At 5:54 p.m., Blogger Unknown said...

Great post, babbler.

 
At 7:22 p.m., Blogger K. Shoshana said...

In the end, I don't think it matters as much as what they observe your attitude to learning is. I haven't moved my children from school to school. I made the conscience decision not to move even though our neigborhood blows on a good day. I grew up very much like you - moving from school to school. If my husband had lived I might have tried home schooling but I am not sure that would have given them the self-confidence they have achieved by dealing with all the issues of changing teachers and learning environments. I think the next most important thing next to having parents who having a natural curiousity and take a personal joy from learning is consistency. That's where one school or at least an 8 year committment to homeschool comes in. It takes time to build up a relationship with the school. For the first 8 years of school I volunteered in the school's breakfast club. I got to know the other children very well that my children schooled with, and I built up respect credentials to take on the system effectively when the occassional unfit teacher crossed my children's path. Not all valuable lessons come from ideal environments. Learning to cope with a horrible teacher gives them valuable life experience too. Not all lessons are easy or learned without pain. Having 3 children worked well -two can keep a secret but never 3. Alliances change too quickly.

Good Luck!
There are no right or wrong answers but be prepared to be challenged either way by whatever you choose.

 
At 11:51 p.m., Blogger buckets said...

Are home schooling and school schooling really mutually exclusive? There is nothing preventing parents from becoming deeply involved with the education of their children who are going to ordinary grade schools--there are all kinds of ways to enrich the intellectual life of your kids. Why not work on that?

 
At 9:35 a.m., Blogger Babbling Brooks said...

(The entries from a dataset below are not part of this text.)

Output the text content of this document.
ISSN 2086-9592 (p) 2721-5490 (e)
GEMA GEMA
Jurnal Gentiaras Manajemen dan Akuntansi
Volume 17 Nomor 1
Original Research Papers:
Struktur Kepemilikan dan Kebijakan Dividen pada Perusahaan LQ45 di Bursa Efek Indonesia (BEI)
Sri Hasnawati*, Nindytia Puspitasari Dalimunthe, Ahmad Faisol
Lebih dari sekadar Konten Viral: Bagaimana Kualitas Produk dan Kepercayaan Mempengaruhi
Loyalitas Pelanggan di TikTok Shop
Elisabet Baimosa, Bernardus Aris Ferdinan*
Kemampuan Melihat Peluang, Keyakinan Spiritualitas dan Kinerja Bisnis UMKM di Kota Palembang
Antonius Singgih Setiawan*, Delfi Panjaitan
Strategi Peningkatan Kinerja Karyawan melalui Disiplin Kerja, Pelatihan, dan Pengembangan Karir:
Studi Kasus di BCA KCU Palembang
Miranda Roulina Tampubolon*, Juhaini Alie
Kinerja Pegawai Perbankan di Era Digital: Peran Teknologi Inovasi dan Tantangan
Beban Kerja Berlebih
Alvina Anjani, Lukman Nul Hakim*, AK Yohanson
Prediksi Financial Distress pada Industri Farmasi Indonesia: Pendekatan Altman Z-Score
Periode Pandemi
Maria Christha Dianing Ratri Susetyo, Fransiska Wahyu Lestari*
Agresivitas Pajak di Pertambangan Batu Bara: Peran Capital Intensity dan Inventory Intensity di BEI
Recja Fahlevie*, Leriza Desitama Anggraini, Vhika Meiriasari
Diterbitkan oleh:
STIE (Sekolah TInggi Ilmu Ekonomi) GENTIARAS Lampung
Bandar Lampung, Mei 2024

U&D, you're assuming six hours in a classroom is a benign influence requiring only a top-up of support and involvement from home.

In my experience, the classroom time is actively harmful, and the home influence is required to undo the damage. If that's the case, then why would you send your kids there at all?

If your school experience was a positive one, then we're probably working from different premises here.

 
At 6:51 p.m., Blogger buckets said...

BB. Yes, I suppose that I am assuming that school is (mostly) a positive experience for most of those involved. And I'm sorry to hear that your experience was not. I hope it is not overly familiar of me to point out that you seem to have turned out OK, or to ask whether you believe your parents would have done a better job. I'm not sure mine would have (despite being very smart in their own way), and I'm not sure whether I would have been a success with my own son, who is now in university and doing very well.

One of the things that was good about my own schooling as I look back on it was the fact that I had a lot of different teachers--some good, some bad, some average. That diversity itself was a good thing, but something that is lost with home-schooling.